Sadanand K. Bakre, Thames, 1969, acrylic on canvas, 31 1/2 x 53 1/8”.

Bakre was known for his expert handling of colours

"He does not go wrong with colours....strong, pure tones mix, boldly and easily....there is warmth in every picture" as said in The Times, London, in 1961.

When he moved to London, Bakre fell into tough times and that was one of the primary reasons for his shift from sculpture to painting. He even worked as a ward boy and sold flowers at Berkly Square to meet his expenses. His paintings are vibrant in their color composition. One can safely say that despite not being trained in the basics during his early years, Bakre eventually developed an aesthetic sense worth appreciating. His preoccupation with sculptural techniques comes out in works like 'Way to Cherry Chase, Maryland'. By manipulating paper to give it a 3D model-like structure, the painting itself seems to grow out of the wall and acquire a definite shape, just as in a sculpture.

Apart from sculptures Bakre also developed the concept of independent imagery in Indian art. His contributions built the foundations for contemporary art. Although he was trained in the traditional style, the unrest to find a personal language led to the flowering of an independent imagination. He, along with his fellow-painters of the Progressive Artists Group, used innovative methods to bring a breakthrough in the old realistic style, which was prevalent for nearly a century. The core of Bakre's art practice was to seek freedom from the restrictions of set styles and traditions of realism. Therefore, he critically reviewed his own work, keeping in mind the global trends, patterns and parameters. This intense, scrutiny and criticism of his own work helped the artist to constantly evolve, and gain global recognition.
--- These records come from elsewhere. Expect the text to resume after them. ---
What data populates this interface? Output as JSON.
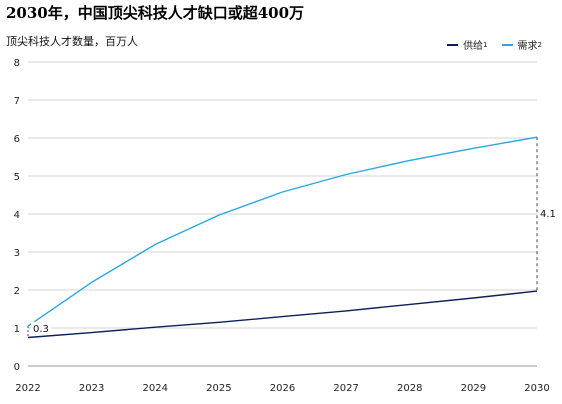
{
  "title": "2030年，中国顶尖科技人才缺口或超400万",
  "chart_data": {
    "type": "line",
    "title": "2030年，中国顶尖科技人才缺口或超400万",
    "ylabel": "顶尖科技人才数量，百万人",
    "xlabel": "",
    "x": [
      "2022",
      "2023",
      "2024",
      "2025",
      "2026",
      "2027",
      "2028",
      "2029",
      "2030"
    ],
    "ylim": [
      0,
      8
    ],
    "yticks": [
      "0",
      "1",
      "2",
      "3",
      "4",
      "5",
      "6",
      "7",
      "8"
    ],
    "grid": true,
    "legend_position": "top-right",
    "series": [
      {
        "name": "供给",
        "note": "1",
        "color": "#0b1f5c",
        "values": [
          0.75,
          0.88,
          1.02,
          1.15,
          1.3,
          1.45,
          1.62,
          1.79,
          1.97
        ]
      },
      {
        "name": "需求",
        "note": "2",
        "color": "#2aa7e0",
        "values": [
          1.05,
          2.2,
          3.2,
          3.97,
          4.58,
          5.04,
          5.41,
          5.73,
          6.02
        ]
      }
    ],
    "annotations": [
      {
        "text": "0.3",
        "x": "2022"
      },
      {
        "text": "4.1",
        "x": "2030"
      }
    ]
  }
}
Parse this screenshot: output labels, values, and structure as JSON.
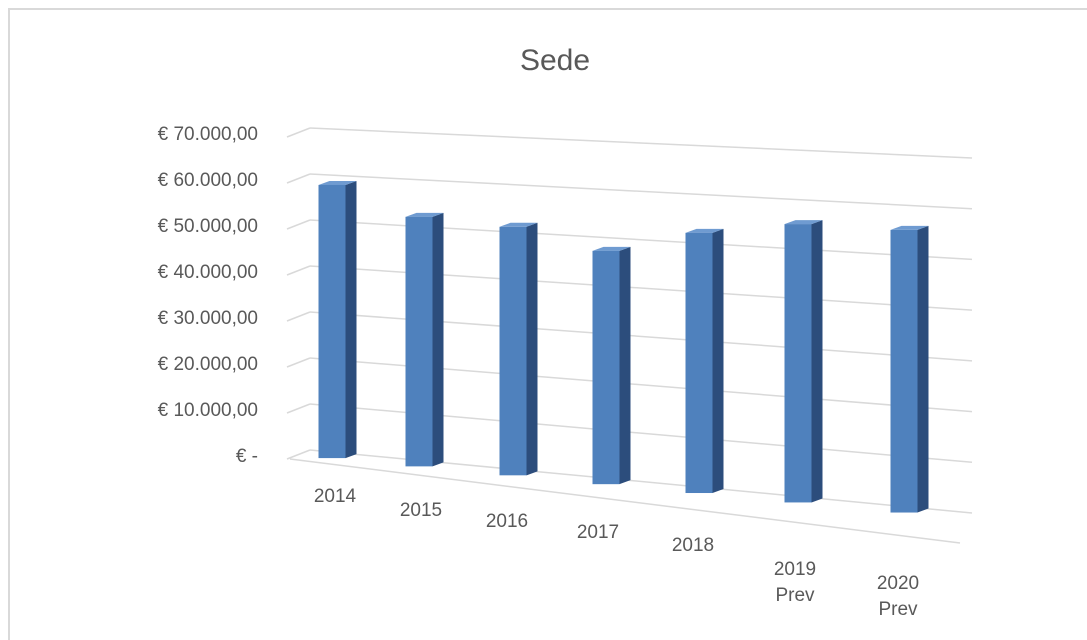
{
  "chart_data": {
    "type": "bar3d",
    "title": "Sede",
    "categories": [
      "2014",
      "2015",
      "2016",
      "2017",
      "2018",
      "2019 Prev",
      "2020 Prev"
    ],
    "values": [
      61000,
      55000,
      54000,
      50000,
      55000,
      58000,
      58000
    ],
    "color": "#4f81bd",
    "ylim": [
      0,
      70000
    ],
    "yticks": [
      {
        "value": 0,
        "label": "€ -"
      },
      {
        "value": 10000,
        "label": "€ 10.000,00"
      },
      {
        "value": 20000,
        "label": "€ 20.000,00"
      },
      {
        "value": 30000,
        "label": "€ 30.000,00"
      },
      {
        "value": 40000,
        "label": "€ 40.000,00"
      },
      {
        "value": 50000,
        "label": "€ 50.000,00"
      },
      {
        "value": 60000,
        "label": "€ 60.000,00"
      },
      {
        "value": 70000,
        "label": "€ 70.000,00"
      }
    ],
    "grid": true
  }
}
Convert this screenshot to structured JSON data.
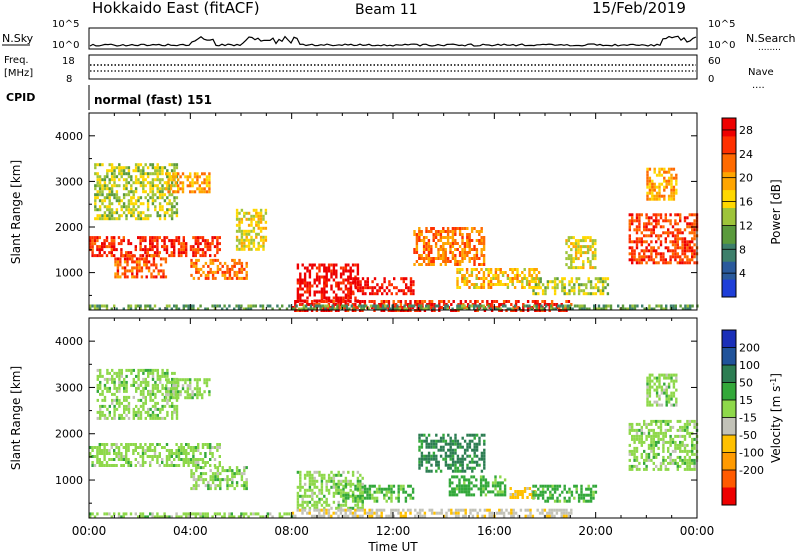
{
  "header": {
    "station": "Hokkaido East (fitACF)",
    "beam": "Beam 11",
    "date": "15/Feb/2019"
  },
  "top_panels": {
    "nsky_label": "N.Sky",
    "nsearch_label": "N.Search",
    "nsearch_marker": "........",
    "freq_label_1": "Freq.",
    "freq_label_2": "[MHz]",
    "nave_label": "Nave",
    "nave_marker": "....",
    "cpid_label": "CPID",
    "cpid_value": "normal (fast) 151",
    "noise_tick_high": "10^5",
    "noise_tick_low": "10^0",
    "freq_tick_high": "18",
    "freq_tick_low": "8",
    "nave_tick_high": "60",
    "nave_tick_low": "0"
  },
  "chart_data": [
    {
      "type": "heatmap",
      "name": "Power",
      "xlabel": "Time UT",
      "ylabel": "Slant Range [km]",
      "x_ticks": [
        "00:00",
        "04:00",
        "08:00",
        "12:00",
        "16:00",
        "20:00",
        "00:00"
      ],
      "xlim_hours": [
        0,
        24
      ],
      "ylim": [
        180,
        4500
      ],
      "y_ticks": [
        1000,
        2000,
        3000,
        4000
      ],
      "colorbar": {
        "label": "Power [dB]",
        "ticks": [
          4,
          8,
          12,
          16,
          20,
          24,
          28
        ],
        "range": [
          0,
          30
        ],
        "colors": [
          "#1f3fd8",
          "#2a5a9c",
          "#3d7f6b",
          "#5a9a3c",
          "#9ec43a",
          "#ffd800",
          "#ffa500",
          "#ff6a00",
          "#ff3000",
          "#ee0000"
        ]
      },
      "regions": [
        {
          "t0": 0.0,
          "t1": 5.2,
          "r0": 1350,
          "r1": 1800,
          "value": 26
        },
        {
          "t0": 0.2,
          "t1": 3.5,
          "r0": 2200,
          "r1": 3400,
          "value": 14
        },
        {
          "t0": 1.0,
          "t1": 3.0,
          "r0": 900,
          "r1": 1400,
          "value": 24
        },
        {
          "t0": 3.0,
          "t1": 4.8,
          "r0": 2800,
          "r1": 3200,
          "value": 20
        },
        {
          "t0": 4.0,
          "t1": 6.2,
          "r0": 900,
          "r1": 1300,
          "value": 22
        },
        {
          "t0": 5.8,
          "t1": 7.0,
          "r0": 1500,
          "r1": 2400,
          "value": 16
        },
        {
          "t0": 8.2,
          "t1": 10.6,
          "r0": 400,
          "r1": 1200,
          "value": 29
        },
        {
          "t0": 10.2,
          "t1": 12.8,
          "r0": 550,
          "r1": 900,
          "value": 28
        },
        {
          "t0": 8.0,
          "t1": 19.0,
          "r0": 200,
          "r1": 400,
          "value": 27
        },
        {
          "t0": 12.8,
          "t1": 15.6,
          "r0": 1200,
          "r1": 2000,
          "value": 22
        },
        {
          "t0": 14.5,
          "t1": 17.8,
          "r0": 650,
          "r1": 1100,
          "value": 18
        },
        {
          "t0": 17.5,
          "t1": 20.5,
          "r0": 550,
          "r1": 900,
          "value": 14
        },
        {
          "t0": 18.8,
          "t1": 20.0,
          "r0": 1100,
          "r1": 1800,
          "value": 16
        },
        {
          "t0": 21.3,
          "t1": 24.0,
          "r0": 1200,
          "r1": 2300,
          "value": 25
        },
        {
          "t0": 22.0,
          "t1": 23.2,
          "r0": 2600,
          "r1": 3300,
          "value": 20
        },
        {
          "t0": 0.0,
          "t1": 24.0,
          "r0": 180,
          "r1": 300,
          "value": 10
        }
      ]
    },
    {
      "type": "heatmap",
      "name": "Velocity",
      "xlabel": "Time UT",
      "ylabel": "Slant Range [km]",
      "x_ticks": [
        "00:00",
        "04:00",
        "08:00",
        "12:00",
        "16:00",
        "20:00",
        "00:00"
      ],
      "xlim_hours": [
        0,
        24
      ],
      "ylim": [
        180,
        4500
      ],
      "y_ticks": [
        1000,
        2000,
        3000,
        4000
      ],
      "colorbar": {
        "label": "Velocity [m s^-1]",
        "ticks": [
          200,
          100,
          50,
          15,
          -15,
          -50,
          -100,
          -200
        ],
        "colors": [
          "#1a2fb8",
          "#20539a",
          "#2c7d52",
          "#33a83a",
          "#8ed84a",
          "#c2c2b8",
          "#ffc000",
          "#ff9a00",
          "#ff5a00",
          "#ee0000"
        ]
      },
      "regions": [
        {
          "t0": 0.0,
          "t1": 5.2,
          "r0": 1300,
          "r1": 1800,
          "value": 0
        },
        {
          "t0": 0.3,
          "t1": 3.5,
          "r0": 2300,
          "r1": 3400,
          "value": 0
        },
        {
          "t0": 3.0,
          "t1": 4.8,
          "r0": 2800,
          "r1": 3200,
          "value": 0
        },
        {
          "t0": 4.0,
          "t1": 6.2,
          "r0": 800,
          "r1": 1300,
          "value": 0
        },
        {
          "t0": 8.2,
          "t1": 10.8,
          "r0": 400,
          "r1": 1200,
          "value": 0
        },
        {
          "t0": 10.0,
          "t1": 12.8,
          "r0": 550,
          "r1": 900,
          "value": 25
        },
        {
          "t0": 13.0,
          "t1": 15.6,
          "r0": 1200,
          "r1": 2000,
          "value": 60
        },
        {
          "t0": 14.2,
          "t1": 16.4,
          "r0": 650,
          "r1": 1100,
          "value": 30
        },
        {
          "t0": 16.6,
          "t1": 17.6,
          "r0": 600,
          "r1": 850,
          "value": -60
        },
        {
          "t0": 17.5,
          "t1": 20.0,
          "r0": 550,
          "r1": 900,
          "value": 30
        },
        {
          "t0": 8.0,
          "t1": 19.0,
          "r0": 220,
          "r1": 380,
          "value": -40
        },
        {
          "t0": 0.0,
          "t1": 8.0,
          "r0": 180,
          "r1": 300,
          "value": 0
        },
        {
          "t0": 21.3,
          "t1": 24.0,
          "r0": 1200,
          "r1": 2300,
          "value": 0
        },
        {
          "t0": 22.0,
          "t1": 23.2,
          "r0": 2600,
          "r1": 3300,
          "value": 0
        }
      ]
    }
  ]
}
Sadanand K. Bakre, Pollution, oil on canvas, 47 11/16 x 35 15/16".

Sadanand K. Bakre,Way to Cherry Chase, Maryland, Late 1960, oil on paper laid on canvas.

Independent imagery

Sadanand K. Bakre,Untitled, oil on canvas, 38 1/2 x 30 3/8".
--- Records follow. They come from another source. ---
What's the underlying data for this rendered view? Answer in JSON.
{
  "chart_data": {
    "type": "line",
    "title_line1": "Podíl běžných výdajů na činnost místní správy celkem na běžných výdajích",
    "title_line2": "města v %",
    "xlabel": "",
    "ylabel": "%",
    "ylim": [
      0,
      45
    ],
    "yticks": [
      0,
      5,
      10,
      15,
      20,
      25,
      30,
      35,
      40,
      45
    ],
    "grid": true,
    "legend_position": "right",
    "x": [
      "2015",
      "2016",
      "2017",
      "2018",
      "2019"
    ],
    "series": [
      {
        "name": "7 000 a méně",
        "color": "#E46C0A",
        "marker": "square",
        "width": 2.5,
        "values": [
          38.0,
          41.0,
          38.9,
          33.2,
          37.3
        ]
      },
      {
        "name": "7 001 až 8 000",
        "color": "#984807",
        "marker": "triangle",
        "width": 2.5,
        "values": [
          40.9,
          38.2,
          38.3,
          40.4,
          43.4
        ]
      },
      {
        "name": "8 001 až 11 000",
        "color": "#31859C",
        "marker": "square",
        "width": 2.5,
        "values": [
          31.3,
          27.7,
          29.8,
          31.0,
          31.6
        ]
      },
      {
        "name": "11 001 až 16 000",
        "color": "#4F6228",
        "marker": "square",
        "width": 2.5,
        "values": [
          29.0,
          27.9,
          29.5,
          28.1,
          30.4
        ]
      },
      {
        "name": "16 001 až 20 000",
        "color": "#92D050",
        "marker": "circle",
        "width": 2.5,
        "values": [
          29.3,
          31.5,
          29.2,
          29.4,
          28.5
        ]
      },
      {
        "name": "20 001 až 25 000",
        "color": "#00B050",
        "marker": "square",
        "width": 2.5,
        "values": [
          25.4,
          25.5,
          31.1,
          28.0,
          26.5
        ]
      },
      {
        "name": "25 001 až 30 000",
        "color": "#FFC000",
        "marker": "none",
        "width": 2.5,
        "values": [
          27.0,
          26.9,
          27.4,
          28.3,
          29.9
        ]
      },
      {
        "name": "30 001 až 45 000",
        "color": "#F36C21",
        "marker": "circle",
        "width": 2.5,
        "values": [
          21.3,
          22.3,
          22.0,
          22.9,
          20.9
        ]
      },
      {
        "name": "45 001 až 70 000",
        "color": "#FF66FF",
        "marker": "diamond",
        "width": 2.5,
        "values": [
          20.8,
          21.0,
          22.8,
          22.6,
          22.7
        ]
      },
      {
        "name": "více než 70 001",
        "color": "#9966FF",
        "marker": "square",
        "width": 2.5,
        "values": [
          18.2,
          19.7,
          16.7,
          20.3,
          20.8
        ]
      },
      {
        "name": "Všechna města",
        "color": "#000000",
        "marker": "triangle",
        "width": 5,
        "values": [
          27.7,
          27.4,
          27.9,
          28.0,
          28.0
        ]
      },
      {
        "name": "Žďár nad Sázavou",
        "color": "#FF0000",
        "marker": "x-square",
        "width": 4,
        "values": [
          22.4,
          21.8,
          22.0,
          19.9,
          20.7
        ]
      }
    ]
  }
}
Art for Art's Sake was a life philosophy for Bakre

Son-et-Lumiere Art Gallery described the association with the artist as "....forged ahead fearlessly with total freedom from the restrictions of set styles and traditions of realism". His return from London resulted in him keeping a low profile. Meeting people was a higher priority, he believed and he stayed firm in his principals. When a german collector wished to buy some of his old works, he quoted "I never painted for money, but for the love of it".

Sadanand K. Bakre, Untitled(Landscape), 1960, oil on masonite board, 23 7/8 x 23 7/8".
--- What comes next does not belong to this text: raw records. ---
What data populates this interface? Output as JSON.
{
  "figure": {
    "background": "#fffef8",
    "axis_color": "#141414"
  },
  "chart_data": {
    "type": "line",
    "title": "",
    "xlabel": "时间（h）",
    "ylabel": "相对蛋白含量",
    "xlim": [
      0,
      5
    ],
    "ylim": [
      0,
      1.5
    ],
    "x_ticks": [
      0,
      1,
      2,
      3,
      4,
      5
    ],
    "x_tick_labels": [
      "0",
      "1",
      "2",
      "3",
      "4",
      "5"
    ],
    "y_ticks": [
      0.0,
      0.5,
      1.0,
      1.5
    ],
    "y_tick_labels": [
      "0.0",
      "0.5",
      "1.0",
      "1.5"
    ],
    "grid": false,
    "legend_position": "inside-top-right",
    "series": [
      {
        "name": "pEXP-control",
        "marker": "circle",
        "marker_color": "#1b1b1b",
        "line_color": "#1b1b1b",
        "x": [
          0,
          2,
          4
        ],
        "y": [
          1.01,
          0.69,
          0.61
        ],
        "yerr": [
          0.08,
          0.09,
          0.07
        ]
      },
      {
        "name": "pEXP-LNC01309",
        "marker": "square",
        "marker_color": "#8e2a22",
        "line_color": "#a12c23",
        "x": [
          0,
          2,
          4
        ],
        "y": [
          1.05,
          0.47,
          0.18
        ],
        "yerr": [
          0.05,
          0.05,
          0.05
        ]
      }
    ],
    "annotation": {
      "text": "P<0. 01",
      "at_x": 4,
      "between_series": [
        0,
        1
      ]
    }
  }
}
Modern Metal shaped by emotion and experience was Bakre's niche

In the beginning, Bakre’s artworks veered towards modernism. Gradually he created his own language and produced works which were refined, accurate and aesthetically appealing from all angles. It seems his works carved a path for him in his career. His journey and the works he created are based on his emotional experiences. Being one of the founder members of the Bombay Progressive Artists, he never achieved commercial success the way co-founders - ( Hussain, Gade, Ara, Raza and Souza) achieved. But the group acted as a catalyst for projecting his talent and allowed him to earn enough money to travel to England. He had four solo exhibitions at the Tradwell Gallery between 1969-1975. Amongst the busts that he sculpted are those of the critic Rudi von Leyden, Sir Cowasji Jehangir, founder of the Jehangir Art Gallery, and one of K.H Ara.

Sadanand K. Bakre, Untitled, metal, 40 3/16 x 61 x 4 1/2".